Dozens of missing epochs in the monthly gravity product of the satellite mission Gravity Recovery and Climate Experiment (
GRACE) and its follow-on (
GRACE-FO) mission greatly inhibit the complete analysis and full utilization of the data. Despite previous attempts to handle this problem, a general all-purpose gap-filling solution is still lacking. Here we propose a non-parametric, data-adaptive and easy-to-implement approach - composed of the Singular Spectrum Analysis (SSA) gap-filling technique, cross-validation, and spectral testing for significant components - to produce reasonable gap-filling results in the form of spherical harmonic coefficients (SHCs). We demonstrate that this approach is adept at inferring missing data from long-term and oscillatory changes extracted from available observations. A comparison in the spectral domain reveals that the gap-filling result resembles the product of GRACE missions below spherical harmonic degree 30 very well. As the degree increases above 30, the amplitude per degree of the gap-filling result decreases more rapidly than that of GRACE/GRACE-FO SHCs, showing effective suppression of noise. As a result, our approach can reduce noise in the oceans without sacrificing resolutions on land.

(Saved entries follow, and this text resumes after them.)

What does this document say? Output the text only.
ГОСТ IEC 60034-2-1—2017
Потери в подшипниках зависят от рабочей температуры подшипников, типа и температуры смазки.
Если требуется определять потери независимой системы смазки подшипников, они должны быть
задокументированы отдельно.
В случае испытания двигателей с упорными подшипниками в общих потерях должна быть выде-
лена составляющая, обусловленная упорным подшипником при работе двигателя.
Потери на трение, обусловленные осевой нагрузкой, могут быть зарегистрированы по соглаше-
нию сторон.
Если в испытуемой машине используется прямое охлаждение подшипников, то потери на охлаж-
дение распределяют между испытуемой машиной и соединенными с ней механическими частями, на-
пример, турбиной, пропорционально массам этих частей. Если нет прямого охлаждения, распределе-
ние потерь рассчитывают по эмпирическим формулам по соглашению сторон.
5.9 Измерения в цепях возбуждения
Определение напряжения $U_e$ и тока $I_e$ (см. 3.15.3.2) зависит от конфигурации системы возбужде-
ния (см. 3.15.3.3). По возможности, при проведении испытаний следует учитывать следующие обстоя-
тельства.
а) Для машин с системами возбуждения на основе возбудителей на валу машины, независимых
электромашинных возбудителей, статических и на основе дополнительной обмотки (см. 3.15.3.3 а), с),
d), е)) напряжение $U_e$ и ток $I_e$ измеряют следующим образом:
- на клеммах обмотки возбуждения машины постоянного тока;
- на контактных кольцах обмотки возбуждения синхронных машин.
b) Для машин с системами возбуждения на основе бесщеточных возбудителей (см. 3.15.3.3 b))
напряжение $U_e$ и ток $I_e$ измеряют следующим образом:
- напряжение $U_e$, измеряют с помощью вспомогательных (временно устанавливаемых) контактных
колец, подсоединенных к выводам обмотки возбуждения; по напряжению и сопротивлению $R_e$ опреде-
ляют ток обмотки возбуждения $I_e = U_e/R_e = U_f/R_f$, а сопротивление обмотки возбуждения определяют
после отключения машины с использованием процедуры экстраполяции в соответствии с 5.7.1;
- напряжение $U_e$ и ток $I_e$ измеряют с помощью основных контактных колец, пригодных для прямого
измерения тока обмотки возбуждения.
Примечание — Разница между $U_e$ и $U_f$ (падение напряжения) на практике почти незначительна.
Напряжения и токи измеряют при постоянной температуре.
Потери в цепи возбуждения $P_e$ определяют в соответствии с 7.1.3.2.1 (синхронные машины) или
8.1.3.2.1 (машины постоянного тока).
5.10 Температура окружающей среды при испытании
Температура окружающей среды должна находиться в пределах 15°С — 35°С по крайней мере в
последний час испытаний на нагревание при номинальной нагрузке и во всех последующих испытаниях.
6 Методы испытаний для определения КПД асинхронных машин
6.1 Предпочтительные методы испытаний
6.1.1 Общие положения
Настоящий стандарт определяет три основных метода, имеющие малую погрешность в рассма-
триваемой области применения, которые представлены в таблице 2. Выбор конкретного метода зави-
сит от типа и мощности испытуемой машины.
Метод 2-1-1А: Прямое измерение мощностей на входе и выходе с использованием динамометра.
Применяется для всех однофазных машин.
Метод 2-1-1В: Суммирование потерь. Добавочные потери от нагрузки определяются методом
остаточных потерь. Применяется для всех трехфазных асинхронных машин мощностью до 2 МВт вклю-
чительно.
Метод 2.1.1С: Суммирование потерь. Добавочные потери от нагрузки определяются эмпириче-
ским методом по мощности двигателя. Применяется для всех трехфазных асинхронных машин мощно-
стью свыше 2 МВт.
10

The gap filling dataset is stored in the “SSA_filing/" folder. Each file represents a monthly result in the form of spherical harmonics. The data format follows the convention of the site ftp://isdcftp.gfz-potsdam.de/grace/. Low degree corrections (degree-1, C20, C30) have been made.
The code to generate the dataset is located in the “code_share/“ folder, with an example for C30.
The model-based Greenland mass balance result for data validation (results given in the paper) is provided in the "Greenland_SMB-D.txt” file.